Levi's goes after 'copyists'
See the Jan. 29, 2007 NYTimes article "Levis' Turns to Suing Its Rivals" for revelations on how the San Francisco denim maker is attempting to protect its brand.
Not only must other denim manufacturers be wary of placing any form of topstitched arc on the rear pockets of their jeans, you can't place a label in the vertical pocket seam on either the right or left side. They have a world wide team of store detectives looking for violations of their patent.
It's rare to have a patent on a sewn product in the garment industry. Gee, I guess Levi's really did invent something, huh?
Take a look at what Levi's considers to be an infringement~ As we saw in a previous MondoMode post on piracy and intellectual property issues in the fashion industry, copying can sometimes spur innovation. Apparently innovation is no longer Levi's business.
Stories abound in the Garment Center of design team meetings at the Gap with file folders with 500 pocket designs on the table. Don't quite like the look of that one? Let's try this.
Is Levi's, and in turn all of the denim manufacturers that it has spawned, so bereft of ideas? I agree that those manufacturers that are able to protect their brand should do so, no quarrel there.

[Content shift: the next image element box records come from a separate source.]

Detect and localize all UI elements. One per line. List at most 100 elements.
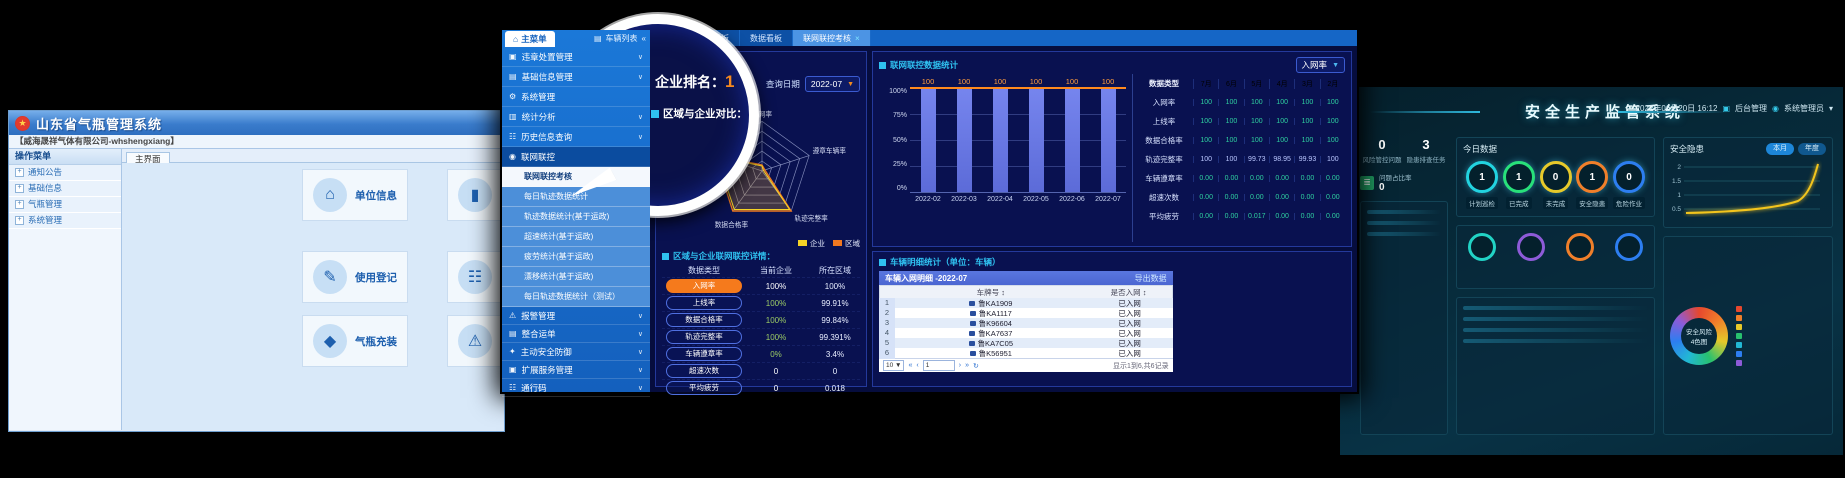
home-card[interactable]: ⚠ 信息预警 [447, 315, 504, 367]
menu-item[interactable]: ▤ 整合运单 ∨ [502, 325, 650, 343]
home-card[interactable]: ⌂ 单位信息 [302, 169, 408, 221]
y-tick: 50% [892, 136, 907, 144]
home-card[interactable]: ✎ 使用登记 [302, 251, 408, 303]
bar-rect [920, 88, 936, 192]
metric-button[interactable]: 超速次数 [666, 364, 742, 378]
gauge-label: 安全隐患 [1576, 197, 1609, 209]
query-date-label: 查询日期 [765, 79, 800, 89]
submenu-item[interactable]: 每日轨迹数据统计（测试） [502, 287, 650, 307]
expand-plus-icon[interactable]: + [15, 168, 24, 177]
caret-down-icon: ▼ [1332, 61, 1339, 69]
menu-item-label: 报警管理 [521, 310, 556, 321]
submenu-item[interactable]: 漂移统计(基于运政) [502, 267, 650, 287]
svg-text:2: 2 [1677, 164, 1681, 171]
cell: 100 [1294, 137, 1319, 144]
metric-button[interactable]: 入网率 [666, 279, 742, 293]
cell: 100 [1193, 99, 1218, 106]
refresh-icon[interactable]: ↻ [972, 362, 979, 370]
collapse-icon[interactable]: « [641, 34, 646, 43]
metric-button[interactable]: 上线率 [666, 296, 742, 310]
admin-link[interactable]: 后台管理 [1735, 104, 1767, 113]
list-panel [1456, 297, 1655, 435]
table-row[interactable]: 6 鲁K56951 已入网 [879, 348, 1173, 359]
menu-item[interactable]: ⚠ 报警管理 ∨ [502, 307, 650, 325]
query-date-select[interactable]: 2022-07 ▼ [804, 76, 860, 92]
marker-line [910, 87, 1126, 89]
x-tick: 2022-07 [1095, 196, 1121, 203]
panel-title: 今日数据 [1463, 144, 1498, 154]
col-plate[interactable]: 车牌号 ↕ [976, 287, 1005, 297]
region-value: 0.018 [824, 383, 846, 393]
metric-button[interactable]: 车辆遵章率 [666, 347, 742, 361]
home-card[interactable]: ☷ 气瓶报检 [447, 251, 504, 303]
menu-item[interactable]: ▥ 统计分析 ∨ [502, 107, 650, 127]
prev-page-button[interactable]: ‹ [916, 362, 919, 369]
mid-tabbar: 车辆列表 看板 数据看板 联网联控考核 × [650, 30, 1357, 46]
week-ring-row [1463, 231, 1648, 261]
submenu-item[interactable]: 轨迹数据统计(基于运政) [502, 207, 650, 227]
table-row[interactable]: 5 鲁KA7C05 已入网 [879, 338, 1173, 349]
bar-rect [1028, 88, 1044, 192]
metric-button[interactable]: 数据合格率 [666, 313, 742, 327]
submenu-item[interactable]: 疲劳统计(基于运政) [502, 247, 650, 267]
range-pill-button[interactable]: 年度 [1798, 143, 1826, 155]
close-icon[interactable]: × [855, 33, 860, 43]
expand-plus-icon[interactable]: + [15, 216, 24, 225]
submenu-item[interactable]: 超速统计(基于运政) [502, 227, 650, 247]
sidebar-item[interactable]: + 气瓶管理 [9, 197, 121, 213]
page-input[interactable]: 1 [922, 360, 955, 371]
workspace-tab[interactable]: 联网联控考核 × [793, 30, 871, 46]
menu-item[interactable]: ⚙ 系统管理 [502, 87, 650, 107]
menu-item-label: 主动安全防御 [520, 346, 572, 357]
card-label: 使用登记 [355, 271, 397, 284]
export-button[interactable]: 导出数据 [1134, 273, 1167, 283]
workspace-tab[interactable]: 数据看板 [740, 30, 793, 46]
menu-item[interactable]: ✦ 主动安全防御 ∨ [502, 343, 650, 361]
range-pill-button[interactable]: 本月 [1766, 143, 1794, 155]
menu-item[interactable]: ▤ 基础信息管理 ∨ [502, 67, 650, 87]
metric-select[interactable]: 入网率 ▼ [1295, 57, 1345, 73]
expand-plus-icon[interactable]: + [15, 200, 24, 209]
main-menu-tab[interactable]: ⌂ 主菜单 [505, 31, 555, 47]
expand-plus-icon[interactable]: + [15, 184, 24, 193]
next-page-button[interactable]: › [958, 362, 962, 369]
home-card[interactable]: ▮ 气瓶管理 [447, 169, 504, 221]
user-menu[interactable]: 系统管理员 [1783, 104, 1824, 113]
caret-down-icon[interactable]: ▾ [1828, 104, 1833, 113]
menu-item[interactable]: ▣ 扩展服务管理 ∨ [502, 361, 650, 379]
table-row[interactable]: 4 鲁KA7637 已入网 [879, 328, 1173, 339]
tab-main-screen[interactable]: 主界面 [126, 152, 170, 165]
table-row[interactable]: 1 鲁KA1909 已入网 [879, 298, 1173, 309]
submenu-item[interactable]: 每日轨迹数据统计 [502, 187, 650, 207]
pagination-summary: 显示1到6,共6记录 [1112, 362, 1169, 370]
table-row[interactable]: 3 鲁K96604 已入网 [879, 318, 1173, 329]
menu-item[interactable]: ☷ 通行码 ∨ [502, 379, 650, 397]
company-value: 0% [770, 349, 782, 359]
page-size-select[interactable]: 10 ▼ [883, 360, 905, 371]
col-status[interactable]: 是否入网 ↕ [1110, 287, 1147, 297]
cell: 100 [1218, 137, 1243, 144]
gauge-ring: 0 [1613, 161, 1645, 193]
submenu-item[interactable]: 联网联控考核 [502, 167, 650, 187]
sidebar-item[interactable]: + 基础信息 [9, 181, 121, 197]
sidebar-item[interactable]: + 系统管理 [9, 213, 121, 229]
vehicle-list-tab[interactable]: 车辆列表 [605, 34, 638, 43]
table-row[interactable]: 2 鲁KA1117 已入网 [879, 308, 1173, 319]
first-page-button[interactable]: « [908, 362, 913, 369]
cell: 0.00 [1268, 194, 1294, 201]
sort-icon[interactable]: ↕ [1142, 287, 1147, 297]
metric-button[interactable]: 轨迹完整率 [666, 330, 742, 344]
menu-item[interactable]: ▣ 违章处置管理 ∨ [502, 47, 650, 67]
bar: 100 [916, 77, 940, 192]
metric-button[interactable]: 平均疲劳 [666, 381, 742, 395]
menu-item[interactable]: ☷ 历史信息查询 ∨ [502, 127, 650, 147]
home-card[interactable]: ◆ 气瓶充装 [302, 315, 408, 367]
bullet-square-icon [879, 258, 886, 266]
sidebar-item[interactable]: + 通知公告 [9, 165, 121, 181]
sort-icon[interactable]: ↕ [1001, 287, 1005, 297]
card-icon: ◆ [313, 324, 347, 358]
last-page-button[interactable]: » [965, 362, 969, 369]
rank-value: 1 [725, 72, 735, 91]
menu-group-network-control[interactable]: ◉ 联网联控 [502, 147, 650, 167]
company-value: 100% [765, 315, 787, 325]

What gets me is that Levi's, a company that has more money than God, and 'owns' the concept of denim jeans, was unable to see which way the wind blows. Let's do some designing, what do you say?
Don't get me started on how the Gap has also given up its pre-eminent place as well! Is it something in the water in San Francisco? Nah, more likely it's the fickle finger of fashion. It's hard work to stay on the edge, maintain your customer base, and attract new customers as your base ages out.